To help support this evaluation and to allow for clear visualization of reported adverse effects, each candidate OEL and its supporting POD are plotted on a scatter diagram (Figure 3). This scatter plot displays the study identifier, critical effect, doses/exposures tested, the PODs, and candidate OEL. The plotted critical effects may be arranged based on related sets of end points that pertain to a single critical health effect or may be created for individual end points if sufficient data are available. If studies differ in duration or route of exposure, duration adjustment, route-to-route extrapolation, and determining HECs (if compared with available human experience) should be conducted prior to graphing to standardize data for comparisons. Presentation of PODs in this manner assists in identifying patterns of consistency and aids in review.

The final OEL for the compound is selected from among any candidate OELs representing different organ or organ system toxicities. The lowest OEL may typically be selected, however, consideration may be given to the confidence in each value.

Discussion

A critical tenet in toxicology is that development of adverse effect is dependent upon magnitude of exposure. Exposure is an expression of time and concentration which can be proportional at the level where adverse effects occur. Defining that threshold level of effect where toxicity occurs in humans is the challenge where data are not always published with that purpose. Here we describe a process that integrates quantitative and qualitative toxicity information from a variety of data streams in a holistic manner to derive OELs to be protective for workers. This process deviates from other methods where all of the data can be integrated and used in a professional judgment approach toward OEL development. Studies are evaluated based on quality, relevance to OEL development, and applicability to demonstration of adverse effect or disease state. Qualitative information is used to support interspecies extrapolation, interpretations of the possible influence of error, and corroboratively support OEL derivation.

There is logic in choosing the most sensitive level where adverse effects could conceptually occur from which to develop an OEL. There is also value in using a very prescriptive approach that could easily be repeated by others. Unfortunately, as more data become available, the probability for correctly choosing a single study to represent an exposure that would be predictive for adverse effect decreases as error rates increase with a greater number of end points measured. Furthermore, as more variable types of information is developed, it becomes more important to integrate that information as it informs the selection of a critical effect from which to base an OEL. We submit that a flexible narrative approach is needed to integrate as much of this information as possible. We know of no procedure-driven method that could be done without professional judgment to derive an OEL.

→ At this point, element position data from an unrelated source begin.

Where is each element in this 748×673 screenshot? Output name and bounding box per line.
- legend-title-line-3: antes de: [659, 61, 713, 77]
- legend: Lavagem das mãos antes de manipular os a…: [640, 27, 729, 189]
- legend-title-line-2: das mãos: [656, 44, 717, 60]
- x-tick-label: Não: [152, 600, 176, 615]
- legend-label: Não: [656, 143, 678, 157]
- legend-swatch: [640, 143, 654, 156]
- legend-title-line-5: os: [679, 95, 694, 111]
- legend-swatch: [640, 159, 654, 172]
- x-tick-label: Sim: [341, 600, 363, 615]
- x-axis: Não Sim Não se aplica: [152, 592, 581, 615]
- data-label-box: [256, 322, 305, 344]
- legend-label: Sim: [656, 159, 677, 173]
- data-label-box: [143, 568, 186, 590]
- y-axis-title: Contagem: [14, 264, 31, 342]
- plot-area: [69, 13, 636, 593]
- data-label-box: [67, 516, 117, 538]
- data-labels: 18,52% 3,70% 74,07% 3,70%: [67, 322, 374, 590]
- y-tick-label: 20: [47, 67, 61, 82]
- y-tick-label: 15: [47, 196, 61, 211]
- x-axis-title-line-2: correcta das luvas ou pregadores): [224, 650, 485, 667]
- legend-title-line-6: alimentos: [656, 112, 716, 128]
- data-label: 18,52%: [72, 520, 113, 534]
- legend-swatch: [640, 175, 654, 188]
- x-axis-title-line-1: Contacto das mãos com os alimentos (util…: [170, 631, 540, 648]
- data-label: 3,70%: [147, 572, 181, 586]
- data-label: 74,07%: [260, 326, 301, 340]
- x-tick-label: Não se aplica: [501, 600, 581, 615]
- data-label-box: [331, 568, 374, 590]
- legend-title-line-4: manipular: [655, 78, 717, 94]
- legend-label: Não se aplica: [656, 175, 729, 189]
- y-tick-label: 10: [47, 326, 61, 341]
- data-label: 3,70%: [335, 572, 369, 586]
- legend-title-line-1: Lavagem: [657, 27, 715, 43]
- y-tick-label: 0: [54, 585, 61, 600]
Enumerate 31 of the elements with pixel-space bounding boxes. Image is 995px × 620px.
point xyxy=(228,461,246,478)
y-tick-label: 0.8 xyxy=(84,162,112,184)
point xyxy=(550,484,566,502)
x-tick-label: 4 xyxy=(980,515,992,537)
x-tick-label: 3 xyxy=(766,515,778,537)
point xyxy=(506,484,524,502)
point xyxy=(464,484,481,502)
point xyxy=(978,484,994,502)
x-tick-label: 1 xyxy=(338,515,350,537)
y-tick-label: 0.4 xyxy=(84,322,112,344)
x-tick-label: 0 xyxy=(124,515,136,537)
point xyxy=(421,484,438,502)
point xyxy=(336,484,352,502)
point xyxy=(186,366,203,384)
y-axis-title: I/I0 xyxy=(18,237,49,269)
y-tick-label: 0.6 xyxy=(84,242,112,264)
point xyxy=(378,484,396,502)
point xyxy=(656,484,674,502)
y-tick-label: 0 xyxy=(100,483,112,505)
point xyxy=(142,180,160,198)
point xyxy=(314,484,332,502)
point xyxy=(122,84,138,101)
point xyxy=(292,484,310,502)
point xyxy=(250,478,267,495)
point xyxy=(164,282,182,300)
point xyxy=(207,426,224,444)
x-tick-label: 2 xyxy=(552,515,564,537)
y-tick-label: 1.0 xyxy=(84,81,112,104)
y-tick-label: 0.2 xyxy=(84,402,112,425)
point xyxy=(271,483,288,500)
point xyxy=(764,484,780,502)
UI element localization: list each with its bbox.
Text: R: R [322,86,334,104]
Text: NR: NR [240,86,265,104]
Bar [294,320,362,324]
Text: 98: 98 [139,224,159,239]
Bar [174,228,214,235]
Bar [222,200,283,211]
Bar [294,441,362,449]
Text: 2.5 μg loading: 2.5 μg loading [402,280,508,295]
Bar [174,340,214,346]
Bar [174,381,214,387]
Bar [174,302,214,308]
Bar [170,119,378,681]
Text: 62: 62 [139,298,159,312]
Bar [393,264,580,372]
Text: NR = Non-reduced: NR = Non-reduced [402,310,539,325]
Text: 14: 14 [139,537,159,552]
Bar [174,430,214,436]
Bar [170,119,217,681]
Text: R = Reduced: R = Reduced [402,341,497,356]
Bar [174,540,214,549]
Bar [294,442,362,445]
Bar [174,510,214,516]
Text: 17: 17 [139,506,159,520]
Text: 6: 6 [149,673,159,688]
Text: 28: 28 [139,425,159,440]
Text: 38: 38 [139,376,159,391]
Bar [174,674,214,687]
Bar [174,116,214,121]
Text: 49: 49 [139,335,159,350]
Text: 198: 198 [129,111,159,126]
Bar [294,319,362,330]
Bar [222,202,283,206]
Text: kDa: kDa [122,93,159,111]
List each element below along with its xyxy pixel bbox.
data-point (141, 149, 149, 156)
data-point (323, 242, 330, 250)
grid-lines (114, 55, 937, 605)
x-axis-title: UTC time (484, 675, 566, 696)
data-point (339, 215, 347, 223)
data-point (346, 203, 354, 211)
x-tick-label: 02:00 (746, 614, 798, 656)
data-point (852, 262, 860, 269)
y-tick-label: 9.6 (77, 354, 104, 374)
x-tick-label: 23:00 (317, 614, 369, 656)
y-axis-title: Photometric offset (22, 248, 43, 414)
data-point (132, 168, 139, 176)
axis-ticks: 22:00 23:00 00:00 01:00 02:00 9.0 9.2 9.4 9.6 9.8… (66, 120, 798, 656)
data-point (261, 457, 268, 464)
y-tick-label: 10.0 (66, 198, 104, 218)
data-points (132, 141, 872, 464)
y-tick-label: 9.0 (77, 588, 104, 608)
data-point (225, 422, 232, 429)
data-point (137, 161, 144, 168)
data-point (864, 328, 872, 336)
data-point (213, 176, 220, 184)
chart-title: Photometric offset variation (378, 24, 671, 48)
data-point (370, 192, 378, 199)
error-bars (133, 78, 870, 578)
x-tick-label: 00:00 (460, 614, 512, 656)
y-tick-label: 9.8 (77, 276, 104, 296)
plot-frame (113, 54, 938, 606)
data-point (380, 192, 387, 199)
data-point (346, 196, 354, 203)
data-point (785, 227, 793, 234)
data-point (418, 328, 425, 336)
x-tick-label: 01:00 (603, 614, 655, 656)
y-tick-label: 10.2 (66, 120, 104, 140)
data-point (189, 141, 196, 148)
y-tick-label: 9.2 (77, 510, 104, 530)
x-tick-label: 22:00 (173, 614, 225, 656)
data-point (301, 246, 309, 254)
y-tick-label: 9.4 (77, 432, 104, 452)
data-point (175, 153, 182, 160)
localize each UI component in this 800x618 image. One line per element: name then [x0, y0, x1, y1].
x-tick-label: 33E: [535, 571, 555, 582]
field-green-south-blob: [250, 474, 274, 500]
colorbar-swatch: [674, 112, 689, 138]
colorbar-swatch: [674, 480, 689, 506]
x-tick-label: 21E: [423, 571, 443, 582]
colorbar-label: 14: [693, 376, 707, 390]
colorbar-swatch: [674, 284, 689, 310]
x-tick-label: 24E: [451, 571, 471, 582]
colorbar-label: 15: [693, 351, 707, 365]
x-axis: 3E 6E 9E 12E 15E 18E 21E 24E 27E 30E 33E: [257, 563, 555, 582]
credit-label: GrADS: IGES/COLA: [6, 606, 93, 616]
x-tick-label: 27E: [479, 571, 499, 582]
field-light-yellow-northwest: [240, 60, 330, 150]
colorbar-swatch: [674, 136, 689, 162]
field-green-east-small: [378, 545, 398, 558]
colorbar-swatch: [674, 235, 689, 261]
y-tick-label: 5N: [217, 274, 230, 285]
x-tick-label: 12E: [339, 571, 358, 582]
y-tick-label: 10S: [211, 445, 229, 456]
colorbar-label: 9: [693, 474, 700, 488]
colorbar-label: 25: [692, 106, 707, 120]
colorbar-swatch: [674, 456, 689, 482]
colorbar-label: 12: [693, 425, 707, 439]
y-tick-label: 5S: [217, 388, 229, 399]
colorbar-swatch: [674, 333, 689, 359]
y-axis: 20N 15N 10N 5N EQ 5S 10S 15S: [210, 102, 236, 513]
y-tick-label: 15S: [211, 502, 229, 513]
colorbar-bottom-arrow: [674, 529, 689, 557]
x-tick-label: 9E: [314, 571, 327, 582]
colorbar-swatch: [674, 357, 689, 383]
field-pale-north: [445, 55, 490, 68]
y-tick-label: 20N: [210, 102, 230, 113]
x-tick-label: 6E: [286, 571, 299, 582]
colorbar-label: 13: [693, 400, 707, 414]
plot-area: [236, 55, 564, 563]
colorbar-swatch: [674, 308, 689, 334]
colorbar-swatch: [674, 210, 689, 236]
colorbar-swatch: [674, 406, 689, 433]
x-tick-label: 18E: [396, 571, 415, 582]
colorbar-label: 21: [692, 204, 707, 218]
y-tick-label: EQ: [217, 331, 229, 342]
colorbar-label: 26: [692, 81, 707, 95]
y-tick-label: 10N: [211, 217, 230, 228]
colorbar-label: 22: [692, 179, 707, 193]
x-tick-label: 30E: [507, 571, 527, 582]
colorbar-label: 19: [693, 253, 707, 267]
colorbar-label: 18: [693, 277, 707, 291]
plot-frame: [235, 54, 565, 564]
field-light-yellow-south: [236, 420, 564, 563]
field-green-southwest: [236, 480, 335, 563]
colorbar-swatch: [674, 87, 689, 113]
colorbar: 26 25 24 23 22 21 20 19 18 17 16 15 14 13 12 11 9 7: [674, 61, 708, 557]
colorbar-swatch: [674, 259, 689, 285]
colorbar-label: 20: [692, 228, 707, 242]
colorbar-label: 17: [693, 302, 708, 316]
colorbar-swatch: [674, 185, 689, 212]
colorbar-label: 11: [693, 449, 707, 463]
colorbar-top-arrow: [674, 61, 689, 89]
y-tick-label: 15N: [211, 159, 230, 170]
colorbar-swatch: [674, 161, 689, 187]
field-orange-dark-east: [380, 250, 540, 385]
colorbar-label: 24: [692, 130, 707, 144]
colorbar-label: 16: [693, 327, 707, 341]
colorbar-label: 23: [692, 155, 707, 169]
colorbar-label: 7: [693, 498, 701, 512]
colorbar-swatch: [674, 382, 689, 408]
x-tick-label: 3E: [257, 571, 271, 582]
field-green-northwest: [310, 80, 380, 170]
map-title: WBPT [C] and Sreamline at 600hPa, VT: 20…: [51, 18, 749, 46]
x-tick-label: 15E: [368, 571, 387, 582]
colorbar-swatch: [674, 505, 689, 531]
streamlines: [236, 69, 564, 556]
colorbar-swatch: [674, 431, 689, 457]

Fedak et al ⁴⁵ recently suggested how new molecular techniques in toxicology could further enhance the strength of association between environment and effects. However, specific methods to make these associations stronger have not been described or demonstrated. Here we describe a method that combines the Bradford-Hill criteria as well as those suggested by Fedak et al to provide a corroborative process for interpreting causation across all streams of evidence.

Ultimately, the challenge of deriving a value based on all available information and clear logic is dependent upon the rationale used at each decision point and the accurate interpretation of the toxicity information. This risk increases proportionally with the amount of pertinent studies available. We recognize that bias is likely present in all efforts and the greatest challenge comes from demonstrating that all pertinent information has been reviewed and that an objective rationale is provided for the OEL derivation. We also propose that values are peer-reviewed to reduce the probability for subjective decisions and increase confidence in OEL derivation.